Intervenendo mercoledì al convegno di Treellle sulle scuole paritarie, il ministro Giannini ha fatto una dichiarazione a effetto: “Se domani mattina – ha detto – tutte insieme le scuole paritarie spegnessero le luci, cosa che non deve succedere, avremo un grande problema: dovremmo mettere sul piatto 6 miliardi di euro”.
La Fondazione Agnelli è d’accordo sul fatto che le luci delle scuole paritarie non vadano spente. Tuttavia, ritiene che l’affermazione relativa ai 6 miliardi sia discutibile da un punto di vista metodologico.
Il tema delle scuole paritarie e del loro finanziamento è delicato, spesso distorto da motivazioni ideologiche. Qui però non sono in discussione il ruolo della scuola paritaria e la libertà di scelta educativa, bensì l’appropriatezza dell’affermazione del Ministro (la stessa che, peraltro, si trova un recente documento delle associazioni delle scuole cattoliche). Alla cifra di 6 miliardi di euro si arriva così: gli studenti delle scuole paritarie in Italia sono poco più di un milione, il costo medio annuo per studente è stato calcolato in circa 6mila euro. Una semplice moltiplicazione ed ecco quanto costerebbe allo Stato riassorbire gli allievi del sistema delle scuole paritarie, nel caso, certo non auspicabile, che queste dovessero scomparire.
A questo ragionamento si possono muovere almeno due obiezioni. La prima è che all’interno del milione che frequentano le scuole definite “paritarie” sono inclusi anche circa 200mila bambini delle scuole dell’infanzia comunali, sostenute quindi dalle amministrazioni locali: formalmente non sono costi a carico del Ministero, ma della Repubblica certamente sì. Solo questo ridurrebbe la cifra a 4,8 miliardi.
Ma c’è una seconda obiezione, più sostanziale, che mette in dubbio lo stesso metodo di calcolo. Per la stima non è, infatti, corretto utilizzare – come fanno il Ministro e le associazioni delle scuole cattoliche – il costo “medio” per allievo, che comprende anche tutti i costi fissi che lo Stato sostiene anche a vantaggio delle paritarie (indicazioni nazionali, valutazione e vigilanza da parte degli USR e degli uffici territoriali, esami di stato ecc.). Bisognerebbe, invece, considerare quel che gli economisti chiamano il costo “marginale”, al quale dovrebbe corrispondere l’eventuale rimborso alle scuole paritarie
“Se anche “per assurdo” tutte le scuole paritarie chiudessero e lo Stato dovesse riassorbirne gli allievi – spiega Andrea Gavosto, direttore della Fondazione Agnelli – il costo aggiuntivo che lo Stato dovrebbe affrontare sarebbe molto modesto.

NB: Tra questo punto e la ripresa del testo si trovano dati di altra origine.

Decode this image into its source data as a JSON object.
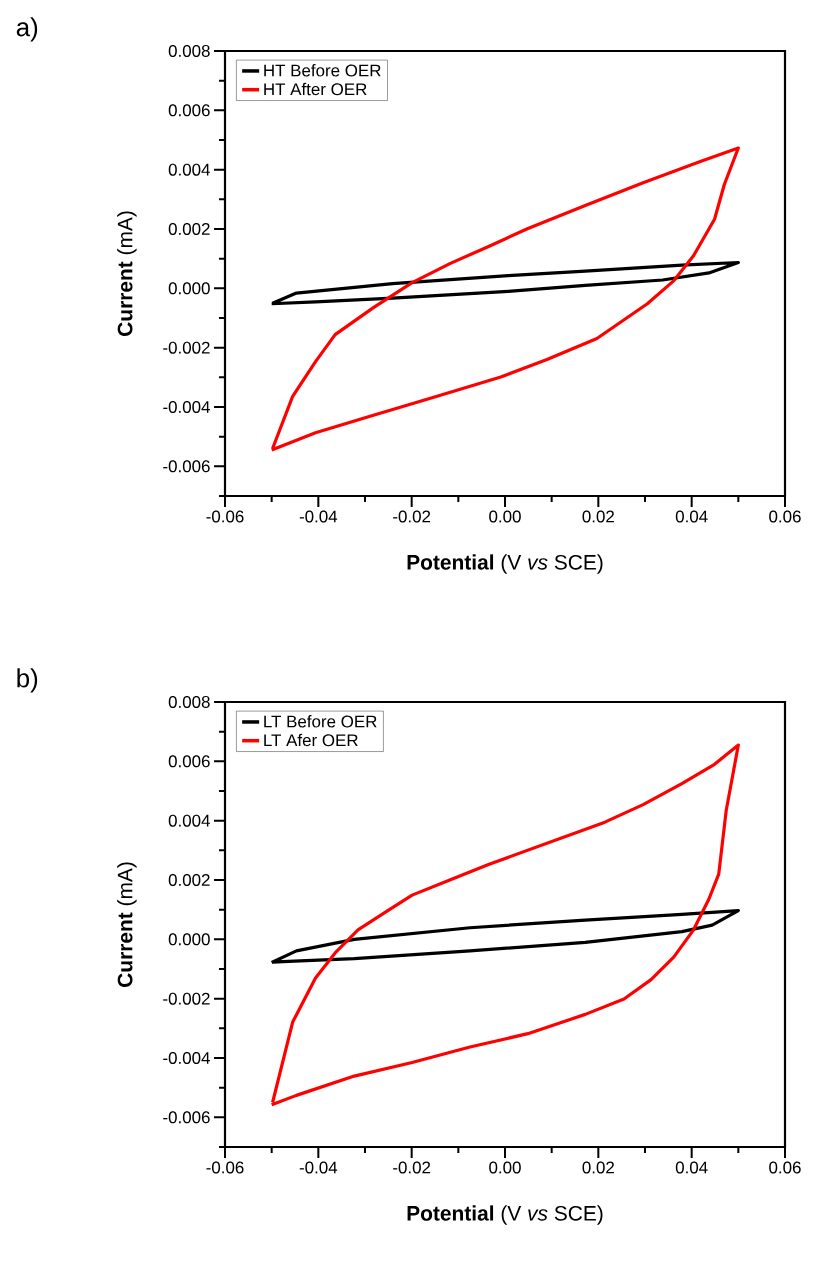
{
  "chart_data": [
    {
      "type": "line",
      "title": "a)",
      "xlabel": "**Potential** (V *vs* SCE)",
      "ylabel": "**Current** (mA)",
      "xlim": [
        -0.06,
        0.06
      ],
      "ylim": [
        -0.007,
        0.008
      ],
      "xticks": [
        {
          "value": -0.06,
          "label": "-0.06"
        },
        {
          "value": -0.05,
          "label": null
        },
        {
          "value": -0.04,
          "label": "-0.04"
        },
        {
          "value": -0.03,
          "label": null
        },
        {
          "value": -0.02,
          "label": "-0.02"
        },
        {
          "value": -0.01,
          "label": null
        },
        {
          "value": 0,
          "label": "0.00"
        },
        {
          "value": 0.01,
          "label": null
        },
        {
          "value": 0.02,
          "label": "0.02"
        },
        {
          "value": 0.03,
          "label": null
        },
        {
          "value": 0.04,
          "label": "0.04"
        },
        {
          "value": 0.05,
          "label": null
        },
        {
          "value": 0.06,
          "label": "0.06"
        }
      ],
      "yticks": [
        {
          "value": -0.007,
          "label": null
        },
        {
          "value": -0.006,
          "label": "-0.006"
        },
        {
          "value": -0.005,
          "label": null
        },
        {
          "value": -0.004,
          "label": "-0.004"
        },
        {
          "value": -0.003,
          "label": null
        },
        {
          "value": -0.002,
          "label": "-0.002"
        },
        {
          "value": -0.001,
          "label": null
        },
        {
          "value": 0,
          "label": "0.000"
        },
        {
          "value": 0.001,
          "label": null
        },
        {
          "value": 0.002,
          "label": "0.002"
        },
        {
          "value": 0.003,
          "label": null
        },
        {
          "value": 0.004,
          "label": "0.004"
        },
        {
          "value": 0.005,
          "label": null
        },
        {
          "value": 0.006,
          "label": "0.006"
        },
        {
          "value": 0.007,
          "label": null
        },
        {
          "value": 0.008,
          "label": "0.008"
        }
      ],
      "legend": "top left",
      "series": [
        {
          "name": "HT Before OER",
          "color": "#000000",
          "x": [
            -0.05,
            -0.0406,
            -0.0241,
            0.0007,
            0.0172,
            0.0338,
            0.0437,
            0.05,
            0.0379,
            0.0172,
            0.0007,
            -0.0241,
            -0.0447,
            -0.0498
          ],
          "values": [
            -0.00052,
            -0.00046,
            -0.00033,
            -0.0001,
            0.0001,
            0.00028,
            0.00052,
            0.00087,
            0.00078,
            0.00058,
            0.00043,
            0.00016,
            -0.00016,
            -0.0005
          ]
        },
        {
          "name": "HT After OER",
          "color": "#ff0000",
          "x": [
            -0.05,
            -0.0406,
            -0.0282,
            -0.0158,
            -0.0009,
            0.009,
            0.0197,
            0.0305,
            0.0362,
            0.0404,
            0.0449,
            0.047,
            0.05,
            0.042,
            0.0296,
            0.0172,
            0.0048,
            -0.0034,
            -0.0117,
            -0.0199,
            -0.0282,
            -0.0364,
            -0.0406,
            -0.0455,
            -0.0498
          ],
          "values": [
            -0.00545,
            -0.00487,
            -0.00428,
            -0.0037,
            -0.00299,
            -0.0024,
            -0.00169,
            -0.00052,
            0.00026,
            0.0011,
            0.00233,
            0.0035,
            0.00473,
            0.00428,
            0.00356,
            0.00279,
            0.00201,
            0.00142,
            0.00084,
            0.00019,
            -0.00065,
            -0.00156,
            -0.00247,
            -0.00364,
            -0.0054
          ]
        }
      ]
    },
    {
      "type": "line",
      "title": "b)",
      "xlabel": "**Potential** (V *vs* SCE)",
      "ylabel": "**Current** (mA)",
      "xlim": [
        -0.06,
        0.06
      ],
      "ylim": [
        -0.007,
        0.008
      ],
      "xticks": [
        {
          "value": -0.06,
          "label": "-0.06"
        },
        {
          "value": -0.05,
          "label": null
        },
        {
          "value": -0.04,
          "label": "-0.04"
        },
        {
          "value": -0.03,
          "label": null
        },
        {
          "value": -0.02,
          "label": "-0.02"
        },
        {
          "value": -0.01,
          "label": null
        },
        {
          "value": 0,
          "label": "0.00"
        },
        {
          "value": 0.01,
          "label": null
        },
        {
          "value": 0.02,
          "label": "0.02"
        },
        {
          "value": 0.03,
          "label": null
        },
        {
          "value": 0.04,
          "label": "0.04"
        },
        {
          "value": 0.05,
          "label": null
        },
        {
          "value": 0.06,
          "label": "0.06"
        }
      ],
      "yticks": [
        {
          "value": -0.007,
          "label": null
        },
        {
          "value": -0.006,
          "label": "-0.006"
        },
        {
          "value": -0.005,
          "label": null
        },
        {
          "value": -0.004,
          "label": "-0.004"
        },
        {
          "value": -0.003,
          "label": null
        },
        {
          "value": -0.002,
          "label": "-0.002"
        },
        {
          "value": -0.001,
          "label": null
        },
        {
          "value": 0,
          "label": "0.000"
        },
        {
          "value": 0.001,
          "label": null
        },
        {
          "value": 0.002,
          "label": "0.002"
        },
        {
          "value": 0.003,
          "label": null
        },
        {
          "value": 0.004,
          "label": "0.004"
        },
        {
          "value": 0.005,
          "label": null
        },
        {
          "value": 0.006,
          "label": "0.006"
        },
        {
          "value": 0.007,
          "label": null
        },
        {
          "value": 0.008,
          "label": "0.008"
        }
      ],
      "legend": "top left",
      "series": [
        {
          "name": "LT Before OER",
          "color": "#000000",
          "x": [
            -0.05,
            -0.0447,
            -0.0323,
            -0.0075,
            0.0172,
            0.0379,
            0.05,
            0.0444,
            0.0379,
            0.0172,
            -0.0075,
            -0.0323,
            -0.0464,
            -0.0498
          ],
          "values": [
            -0.00078,
            -0.00039,
            0,
            0.00039,
            0.00065,
            0.00084,
            0.00097,
            0.00048,
            0.00026,
            -0.0001,
            -0.00039,
            -0.00065,
            -0.00074,
            -0.00077
          ]
        },
        {
          "name": "LT Afer OER",
          "color": "#ff0000",
          "x": [
            -0.05,
            -0.0447,
            -0.0323,
            -0.0199,
            -0.0075,
            0.0049,
            0.0172,
            0.0255,
            0.0313,
            0.0362,
            0.0404,
            0.0437,
            0.0458,
            0.0474,
            0.05,
            0.0449,
            0.0379,
            0.0296,
            0.0214,
            0.009,
            -0.0034,
            -0.0117,
            -0.0199,
            -0.0257,
            -0.0315,
            -0.0364,
            -0.0406,
            -0.0455,
            -0.0498
          ],
          "values": [
            -0.00558,
            -0.00526,
            -0.00461,
            -0.00415,
            -0.00363,
            -0.00318,
            -0.00253,
            -0.00201,
            -0.00136,
            -0.00059,
            0.00032,
            0.00136,
            0.0022,
            0.00434,
            0.00655,
            0.0059,
            0.00525,
            0.00454,
            0.00395,
            0.00324,
            0.00253,
            0.00201,
            0.00149,
            0.00091,
            0.00032,
            -0.00046,
            -0.0013,
            -0.00279,
            -0.0055
          ]
        }
      ]
    }
  ]
}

Infatti, nel complesso della scuola primaria e secondaria italiana il rapporto fra insegnanti e studenti resta uno dei più bassi a livello internazionale (lo conferma anche il recentissimo rapporto Talis 2013, secondo il quale il docente tipo italiano insegna in una classe di 22 allievi, contro i 24 della media Ocse). Per accomodare i circa 400mila studenti di scuola primaria e secondaria in più provenienti dalle paritarie non sarebbe necessario un significativo incremento di aule e insegnanti; basterebbe aumentare di poco più di un’unità la composizione media di ciascuna classe, con qualche variazione territoriale. Altro discorso, invece, è quello della scuola dell’infanzia, dove l’offerta dello Stato e degli enti locali è insufficiente, soprattutto nelle regioni meridionali, e andrebbe rafforzata: a questo proposito, si noti però che il 70% delle scuole paritarie dell’infanzia è al Nord e quindi non aiuterebbe a soddisfare il bisogno, dove esso è più forte”.
“Per chiarire il concetto – conclude Andrea Gavosto – se ho degli invitati a cena e ne arriva uno inatteso, quasi mai è necessario comprare un nuovo tavolo, imputandone il costo all’arrivo del nuovo ospite. Spesso basta aggiungere una sedia. E così si dovrebbe ragionare anche per i costi per lo Stato della scuola paritaria. Sono convinto che le stime risulterebbero allora sensibilmente più basse. E da quelle si dovrebbe partire per fare davvero un ragionamento non ideologico sulla scuola paritaria e sul suo ruolo in Italia”.